This winter has broughtrecord snows and freezing cold to the Baltimore, Maryland and Washington, DC regions. And although winter weather can be fun, it can also be dangerous. This post highlights important information about Maryland slip and fall accidents, particularly those that occur in the snow and ice. If you have fallen on an icy sidewalk or some other slippery surface, the legal issues surrounding your accident can be complex. An experienced Maryland Slip and Fall Attorney can help you receive the compensation you need to help pay for your medical bills and lost wages.
Basic Elements of a Slip and Fall Claim
A Maryland slip and fall lawsuit must satisfy the following elements:
1) Duty – the owner (or the renter, depending on the conditions of the lease) of the property upon which the accident took place must have been under a legal duty to protect the person who was injured from a dangerous condition.

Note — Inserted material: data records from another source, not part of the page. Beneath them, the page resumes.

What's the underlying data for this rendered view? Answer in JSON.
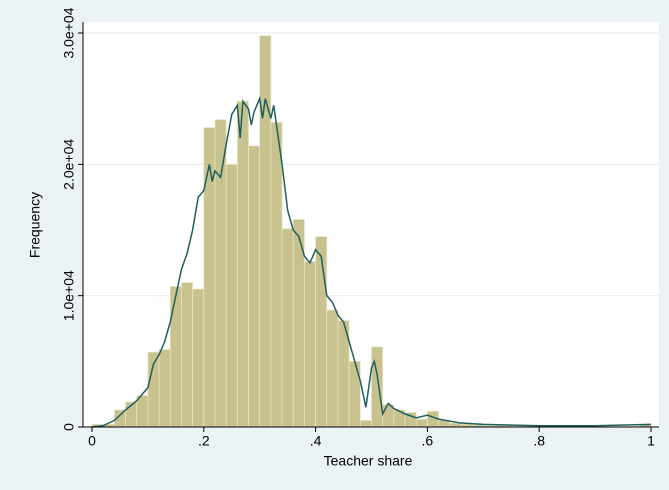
{
  "chart_data": {
    "type": "histogram",
    "xlabel": "Teacher share",
    "ylabel": "Frequency",
    "bins": [
      0,
      0.02,
      0.04,
      0.06,
      0.08,
      0.1,
      0.12,
      0.14,
      0.16,
      0.18,
      0.2,
      0.22,
      0.24,
      0.26,
      0.28,
      0.3,
      0.32,
      0.34,
      0.36,
      0.38,
      0.4,
      0.42,
      0.44,
      0.46,
      0.48,
      0.5,
      0.52,
      0.54,
      0.56,
      0.58,
      0.6,
      0.62,
      0.64,
      0.66,
      0.68,
      0.7,
      0.72,
      0.74,
      0.76,
      0.78,
      0.8,
      0.82,
      0.84,
      0.86,
      0.88,
      0.9,
      0.92,
      0.94,
      0.96,
      0.98,
      1
    ],
    "values": [
      200,
      200,
      1300,
      1900,
      2400,
      5700,
      5900,
      10700,
      11000,
      10500,
      22800,
      23400,
      20000,
      24800,
      21400,
      29800,
      23200,
      15100,
      15800,
      12600,
      14500,
      8900,
      8100,
      5000,
      500,
      6100,
      1700,
      1300,
      1100,
      600,
      1200,
      500,
      300,
      200,
      150,
      100,
      100,
      80,
      60,
      50,
      50,
      40,
      40,
      30,
      30,
      20,
      20,
      20,
      30,
      200
    ],
    "color": "#c8c28e",
    "curve": {
      "color": "#1f5f5c",
      "x": [
        0,
        0.02,
        0.04,
        0.06,
        0.08,
        0.1,
        0.11,
        0.12,
        0.13,
        0.14,
        0.15,
        0.16,
        0.17,
        0.18,
        0.19,
        0.2,
        0.21,
        0.215,
        0.22,
        0.23,
        0.24,
        0.25,
        0.26,
        0.265,
        0.27,
        0.28,
        0.285,
        0.29,
        0.3,
        0.305,
        0.31,
        0.32,
        0.325,
        0.33,
        0.34,
        0.35,
        0.36,
        0.37,
        0.38,
        0.39,
        0.4,
        0.41,
        0.42,
        0.43,
        0.44,
        0.45,
        0.46,
        0.47,
        0.48,
        0.49,
        0.5,
        0.505,
        0.51,
        0.52,
        0.53,
        0.54,
        0.56,
        0.58,
        0.6,
        0.62,
        0.66,
        0.7,
        0.8,
        0.9,
        1
      ],
      "values": [
        0,
        100,
        500,
        1300,
        2000,
        3000,
        4800,
        5500,
        6500,
        8000,
        10000,
        12000,
        13200,
        15000,
        17500,
        18000,
        20000,
        18700,
        19500,
        19000,
        21500,
        23800,
        24500,
        22000,
        24800,
        24200,
        23000,
        24000,
        25000,
        23500,
        25000,
        23500,
        24500,
        23000,
        20000,
        16500,
        15000,
        14500,
        13000,
        12500,
        13500,
        13000,
        10000,
        9500,
        8500,
        8000,
        6500,
        5000,
        3500,
        1500,
        4500,
        5000,
        4000,
        1000,
        1800,
        1400,
        1000,
        700,
        900,
        600,
        300,
        200,
        100,
        100,
        200
      ]
    },
    "xlim": [
      0,
      1
    ],
    "ylim": [
      0,
      30000
    ],
    "xticks": [
      0,
      {
        "value": 0.2,
        "label": ".2"
      },
      {
        "value": 0.4,
        "label": ".4"
      },
      {
        "value": 0.6,
        "label": ".6"
      },
      {
        "value": 0.8,
        "label": ".8"
      },
      1
    ],
    "yticks": [
      0,
      {
        "value": 10000,
        "label": "1.0e+04"
      },
      {
        "value": 20000,
        "label": "2.0e+04"
      },
      {
        "value": 30000,
        "label": "3.0e+04"
      }
    ],
    "grid": true
  }
}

2) Breach – the owner of the property must have breached that duty, for example, by not taking action or taking insufficient action to protect the person who was injured.
3) Damages – The person who was injured must have suffered damages from the accident. Medical bills, pain and suffering, or lost wages are types of damages.

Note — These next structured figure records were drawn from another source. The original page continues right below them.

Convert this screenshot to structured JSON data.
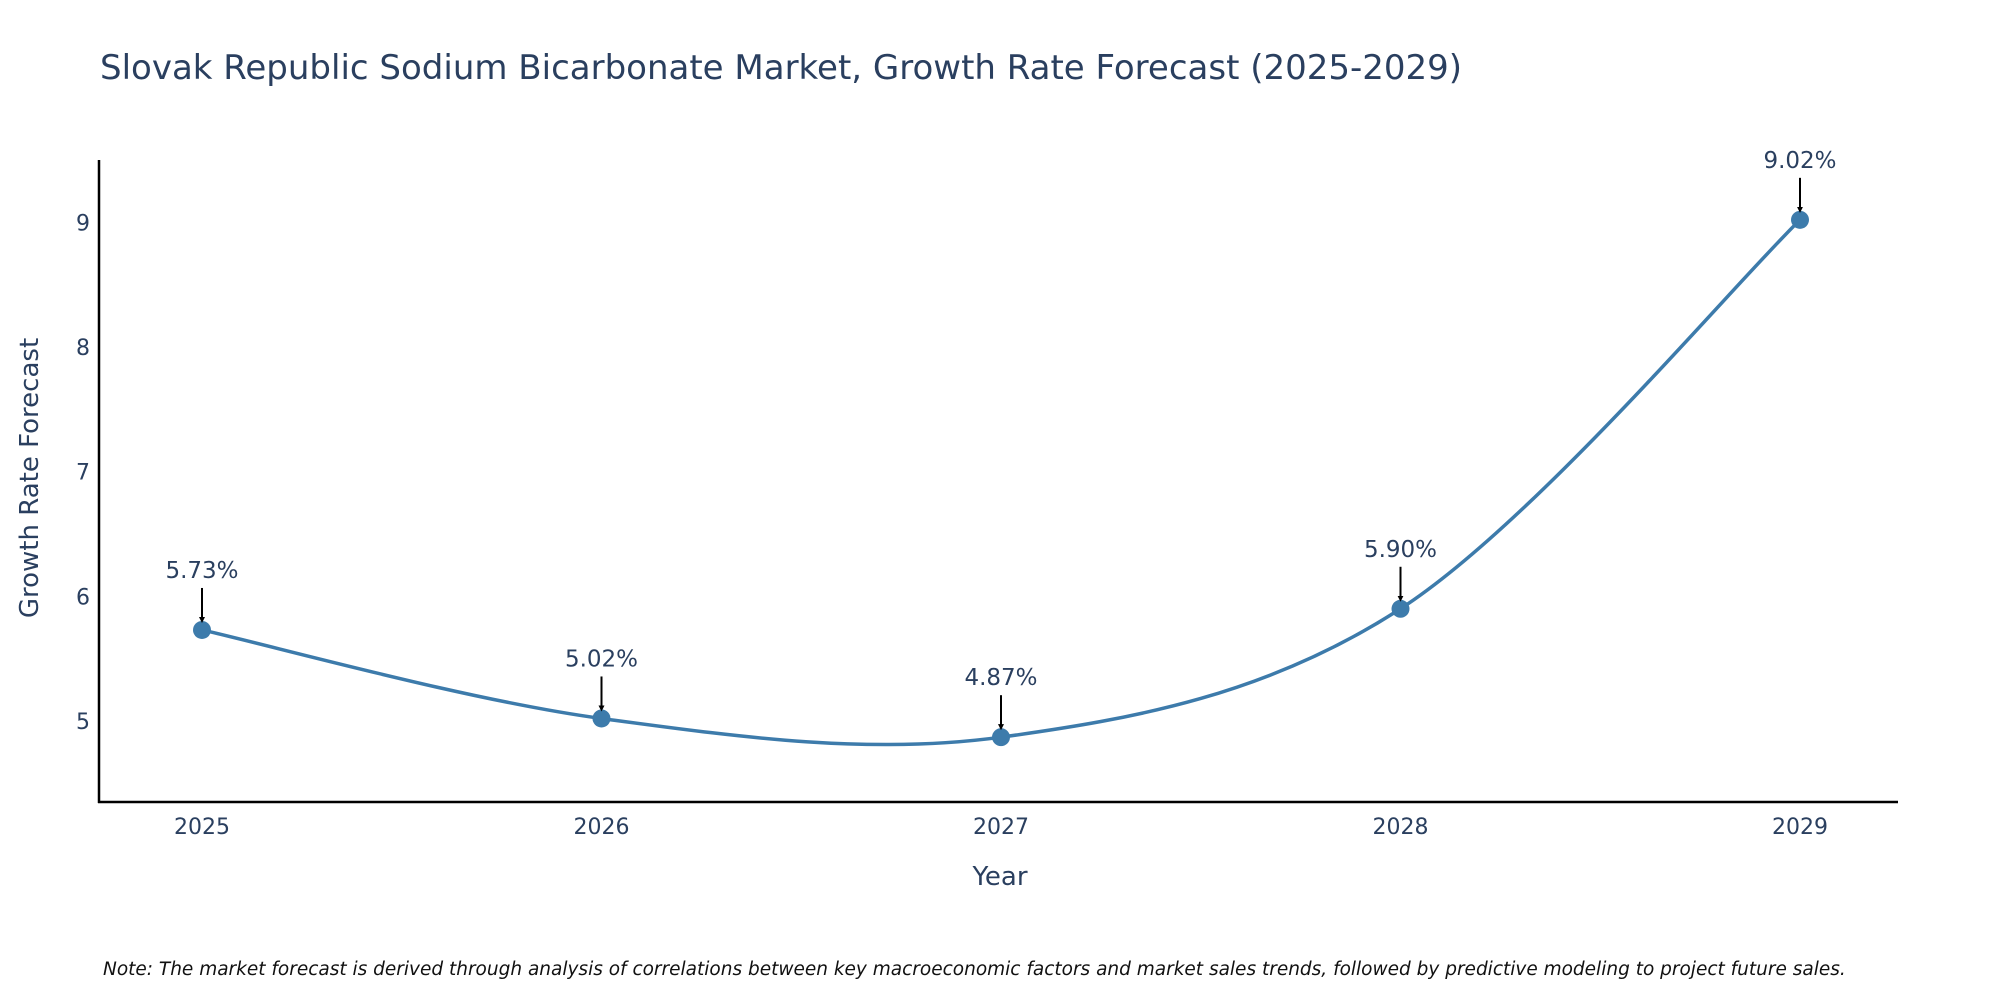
{
  "chart_data": {
    "type": "line",
    "title": "Slovak Republic Sodium Bicarbonate Market, Growth Rate Forecast (2025-2029)",
    "xlabel": "Year",
    "ylabel": "Growth Rate Forecast",
    "categories": [
      "2025",
      "2026",
      "2027",
      "2028",
      "2029"
    ],
    "values": [
      5.73,
      5.02,
      4.87,
      5.9,
      9.02
    ],
    "data_labels": [
      "5.73%",
      "5.02%",
      "4.87%",
      "5.90%",
      "9.02%"
    ],
    "yticks": [
      5,
      6,
      7,
      8,
      9
    ],
    "ytick_labels": [
      "5",
      "6",
      "7",
      "8",
      "9"
    ],
    "ylim": [
      4.35,
      9.5
    ],
    "grid": false,
    "line_shape": "spline",
    "colors": {
      "line": "#3d7bab",
      "marker": "#3d7bab",
      "axis": "#000000",
      "arrow": "#000000"
    },
    "note": "Note: The market forecast is derived through analysis of correlations between key macroeconomic factors and market sales trends, followed by predictive modeling to project future sales."
  }
}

4) Causation – The damages in (3) must have been proximately caused by the breach of the property owner’s duty.
Maryland Slip and Fall Accidents and Snow/Ice
Slip and fall accidents can become tricky when mother nature gets involved. The state of Maryland has no snow removal law – a law that requires a landowner or renter to remove the snow from walkways and parking lots. However, some towns and counties do have snow removal laws. These laws can vary significantly from one town to another regarding the duties they impose and the time limits. Violation of one of these laws can support an argument that the property owner was negligent per se. For example, Montgomery County requires that owners or renters remove snow and ice from sidewalks, parking lots, and other walkways within 24 hours. Sometimes, as with “Snowmageddon” in 2010, property owners are simply unable to comply with strict snow removal laws.

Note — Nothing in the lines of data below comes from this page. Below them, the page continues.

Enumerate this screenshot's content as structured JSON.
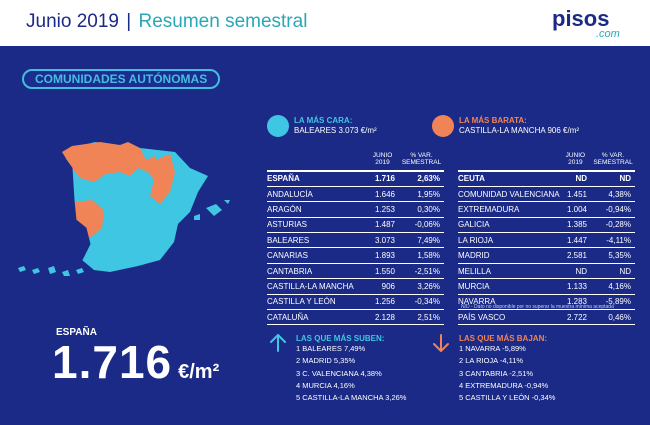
{
  "header": {
    "title": "Junio 2019",
    "separator": "|",
    "subtitle": "Resumen semestral",
    "logo_main": "pisos",
    "logo_sub": ".com"
  },
  "section_label": "COMUNIDADES AUTÓNOMAS",
  "legend": {
    "expensive": {
      "label": "LA MÁS CARA:",
      "value": "BALEARES 3.073 €/m²",
      "color": "#3fc6e2"
    },
    "cheapest": {
      "label": "LA MÁS BARATA:",
      "value": "CASTILLA-LA MANCHA 906 €/m²",
      "color": "#f08457"
    }
  },
  "table_headers": {
    "col1": "JUNIO 2019",
    "col2": "% VAR. SEMESTRAL"
  },
  "table_left": [
    {
      "name": "España",
      "value": "1.716",
      "change": "2,63%"
    },
    {
      "name": "Andalucía",
      "value": "1.646",
      "change": "1,95%"
    },
    {
      "name": "Aragón",
      "value": "1.253",
      "change": "0,30%"
    },
    {
      "name": "Asturias",
      "value": "1.487",
      "change": "-0,06%"
    },
    {
      "name": "Baleares",
      "value": "3.073",
      "change": "7,49%"
    },
    {
      "name": "Canarias",
      "value": "1.893",
      "change": "1,58%"
    },
    {
      "name": "Cantabria",
      "value": "1.550",
      "change": "-2,51%"
    },
    {
      "name": "Castilla-La Mancha",
      "value": "906",
      "change": "3,26%"
    },
    {
      "name": "Castilla y León",
      "value": "1.256",
      "change": "-0,34%"
    },
    {
      "name": "Cataluña",
      "value": "2.128",
      "change": "2,51%"
    }
  ],
  "table_right": [
    {
      "name": "Ceuta",
      "value": "ND",
      "change": "ND"
    },
    {
      "name": "Comunidad Valenciana",
      "value": "1.451",
      "change": "4,38%"
    },
    {
      "name": "Extremadura",
      "value": "1.004",
      "change": "-0,94%"
    },
    {
      "name": "Galicia",
      "value": "1.385",
      "change": "-0,28%"
    },
    {
      "name": "La Rioja",
      "value": "1.447",
      "change": "-4,11%"
    },
    {
      "name": "Madrid",
      "value": "2.581",
      "change": "5,35%"
    },
    {
      "name": "Melilla",
      "value": "ND",
      "change": "ND"
    },
    {
      "name": "Murcia",
      "value": "1.133",
      "change": "4,16%"
    },
    {
      "name": "Navarra",
      "value": "1.283",
      "change": "-5,89%"
    },
    {
      "name": "País Vasco",
      "value": "2.722",
      "change": "0,46%"
    }
  ],
  "footnote": "N/D - Dato no disponible por no superar la muestra mínima aceptada",
  "national": {
    "label": "ESPAÑA",
    "value": "1.716",
    "unit": "€/m²"
  },
  "top_rises": {
    "title": "LAS QUE MÁS SUBEN:",
    "items": [
      "1 BALEARES 7,49%",
      "2 MADRID 5,35%",
      "3 C. VALENCIANA 4,38%",
      "4 MURCIA 4,16%",
      "5 CASTILLA-LA MANCHA 3,26%"
    ]
  },
  "top_falls": {
    "title": "LAS QUE MÁS BAJAN:",
    "items": [
      "1 NAVARRA -5,89%",
      "2 LA RIOJA -4,11%",
      "3 CANTABRIA -2,51%",
      "4 EXTREMADURA -0,94%",
      "5 CASTILLA Y LEÓN -0,34%"
    ]
  },
  "colors": {
    "background": "#1a2a86",
    "accent_cyan": "#3fc6e2",
    "accent_orange": "#f08457",
    "teal_title": "#2aa7b6"
  },
  "icons": {
    "up": "arrow-up-icon",
    "down": "arrow-down-icon",
    "map": "spain-map"
  }
}
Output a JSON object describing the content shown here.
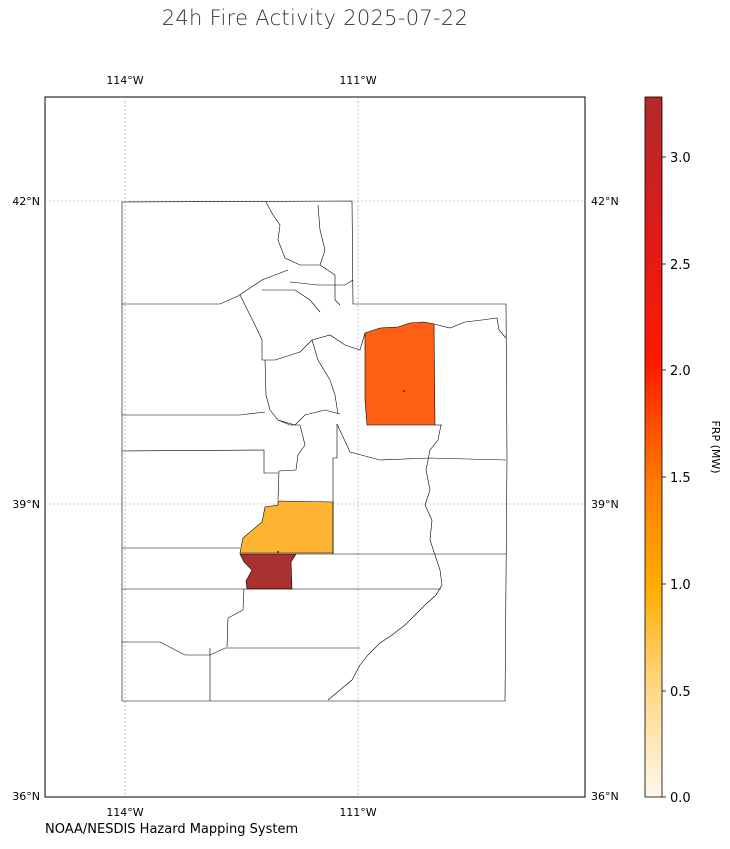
{
  "title": "24h Fire Activity 2025-07-22",
  "credit": "NOAA/NESDIS Hazard Mapping System",
  "longitude_labels": [
    "114°W",
    "111°W"
  ],
  "latitude_labels": [
    "42°N",
    "39°N",
    "36°N"
  ],
  "colorbar": {
    "label": "FRP (MW)",
    "ticks": [
      "0.0",
      "0.5",
      "1.0",
      "1.5",
      "2.0",
      "2.5",
      "3.0"
    ],
    "colors": [
      "#fff7ea",
      "#ffd98a",
      "#ffad00",
      "#ff7b00",
      "#ff1a00",
      "#e01a1a",
      "#b02a2a"
    ]
  },
  "fire_counties": [
    {
      "frp_mw": 1.55,
      "color": "#ff5f13"
    },
    {
      "frp_mw": 0.9,
      "color": "#ffb433"
    },
    {
      "frp_mw": 3.3,
      "color": "#ab3131"
    }
  ]
}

Whether a property owner is liable for a slip and fall accident that occurred on snow or ice can depend on:
1) Whether they knew about the presence of the snowy or icy conditions on the property OR whether they should have known about the presence of the snowy or icy conditions;
2) Whether they were negligent in failing to protect others from the snowy or icy conditions;
3) Or whether they caused the dangerous condition (by improperly shoveling snow, for example).
Assumption of Risk
It is likely that the property owner or renter of the premises on which the accident took place will argue that the plaintiff “assumed the risk” of walking on the snow or ice. Assumption of risk is a defense in a personal injury lawsuit, and can bar the plaintiff from recovering damages. In order for the defense to succeed, the defendant must establish that the plaintiff knew or should have known of the danger of slipping on snow or ice, and yet decided to proceed anyways. Maryland courts have generally upheld the assumption of risk defense when there is evidence that the danger of slipping on the snow or ice was visible or obvious. However, this defense may fail in situations where there was black ice or where the hazard of slipping was not obvious.